MS027 - Multimethod Computational Mechanics for Physics-Informed Digital Twins

Organized by: K. Nishiguchi (Nagoya University / RIKEN, Japan), C. Li (National Cheng Kung University, Taiwan), W. Wang (National Chung Hsing University, Taiwan), N. Mitsume (University of Tsukuba, Japan), N. Morita (University of Tsukuba, Japan), S. Kaneko (Nagoya Institute of Technology, Japan) and T. Matsuda (University of Tsukuba, Japan)
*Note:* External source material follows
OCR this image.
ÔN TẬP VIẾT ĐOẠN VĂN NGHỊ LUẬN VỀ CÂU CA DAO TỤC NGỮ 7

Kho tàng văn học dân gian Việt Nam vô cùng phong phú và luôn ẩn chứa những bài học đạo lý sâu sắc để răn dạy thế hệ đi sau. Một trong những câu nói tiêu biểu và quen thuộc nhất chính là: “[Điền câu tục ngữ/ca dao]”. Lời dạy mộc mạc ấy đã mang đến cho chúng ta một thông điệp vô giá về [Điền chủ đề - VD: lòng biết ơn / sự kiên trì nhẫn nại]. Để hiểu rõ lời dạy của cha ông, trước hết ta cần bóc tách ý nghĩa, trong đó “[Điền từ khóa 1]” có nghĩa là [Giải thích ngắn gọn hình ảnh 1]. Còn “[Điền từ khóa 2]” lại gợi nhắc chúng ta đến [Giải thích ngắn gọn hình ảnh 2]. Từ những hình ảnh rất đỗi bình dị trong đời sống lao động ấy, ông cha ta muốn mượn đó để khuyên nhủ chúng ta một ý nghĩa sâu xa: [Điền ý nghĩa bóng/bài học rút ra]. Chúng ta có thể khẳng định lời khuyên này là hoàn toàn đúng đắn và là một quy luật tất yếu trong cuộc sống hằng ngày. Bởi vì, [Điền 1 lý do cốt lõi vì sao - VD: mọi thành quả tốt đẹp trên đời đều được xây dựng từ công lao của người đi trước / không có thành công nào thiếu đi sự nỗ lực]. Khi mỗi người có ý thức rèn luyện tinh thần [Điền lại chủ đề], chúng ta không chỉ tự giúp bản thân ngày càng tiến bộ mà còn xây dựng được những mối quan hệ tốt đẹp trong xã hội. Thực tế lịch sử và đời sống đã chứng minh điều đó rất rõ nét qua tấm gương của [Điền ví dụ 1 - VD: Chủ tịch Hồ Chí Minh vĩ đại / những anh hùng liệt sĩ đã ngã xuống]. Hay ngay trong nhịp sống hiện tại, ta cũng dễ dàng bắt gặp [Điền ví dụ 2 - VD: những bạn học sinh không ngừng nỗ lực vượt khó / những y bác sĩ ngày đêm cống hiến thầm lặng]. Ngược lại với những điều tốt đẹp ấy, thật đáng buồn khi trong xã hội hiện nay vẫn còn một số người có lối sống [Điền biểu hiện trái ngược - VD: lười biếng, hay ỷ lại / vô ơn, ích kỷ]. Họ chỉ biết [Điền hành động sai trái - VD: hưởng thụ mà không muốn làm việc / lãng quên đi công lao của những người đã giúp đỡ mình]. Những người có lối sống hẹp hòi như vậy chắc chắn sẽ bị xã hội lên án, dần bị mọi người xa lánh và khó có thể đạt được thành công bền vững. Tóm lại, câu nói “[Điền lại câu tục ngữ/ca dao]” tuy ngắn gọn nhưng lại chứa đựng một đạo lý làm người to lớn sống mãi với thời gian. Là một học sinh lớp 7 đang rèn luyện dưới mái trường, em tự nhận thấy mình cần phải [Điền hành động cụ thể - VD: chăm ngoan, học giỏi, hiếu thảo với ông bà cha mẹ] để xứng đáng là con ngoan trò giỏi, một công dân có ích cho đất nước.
Digital twin technologies require the seamless integration of physics-based simulation, data-driven modeling, uncertainty quantification, and real-time computational workflows. However, complex engineering systems often involve multiscale and multiphysics phenomena, including fluid-structure interaction, fracture, impact, manufacturing processes, infrastructure systems, and coupled thermo-mechanical behavior. No single numerical method is sufficient to address all aspects of such problems with the robustness, accuracy, and computational efficiency required for practical digital twins. This minisymposium focuses on multimethod computational mechanics as a methodological foundation for next-generation physics-informed digital twins. Topics of interest include, but are not limited to, finite element, finite volume, finite difference, particle, meshfree, lattice Boltzmann, immersed boundary, Eulerian, Lagrangian, and hybrid numerical methods; coupling strategies for multiphysics and multiscale problems; model order reduction and surrogate modeling; data assimilation and sensor-informed simulation; physics-informed and hybrid AI models; uncertainty quantification; generative AI and generative design for engineering systems; and high-performance computing platforms for real-time or near-real-time digital twin applications. The objective of this minisymposium is to bring together researchers working on computational mechanics, numerical methods, AI for science, and digital twin applications, and to discuss how diverse numerical and data-driven approaches can be integrated into reliable, interpretable, and deployable digital twin frameworks. Particular emphasis will be placed on cross-method comparison, method coupling, practical limitations, validation, and the development of new computational paradigms beyond conventional disciplinary boundaries. MS Topics include technologies enabling digital twins, hybrid models, informed AI, data assimilation, model order reduction, uncertainty quantification, generative AI and generative design, engineering applications, and AI-HPC integration.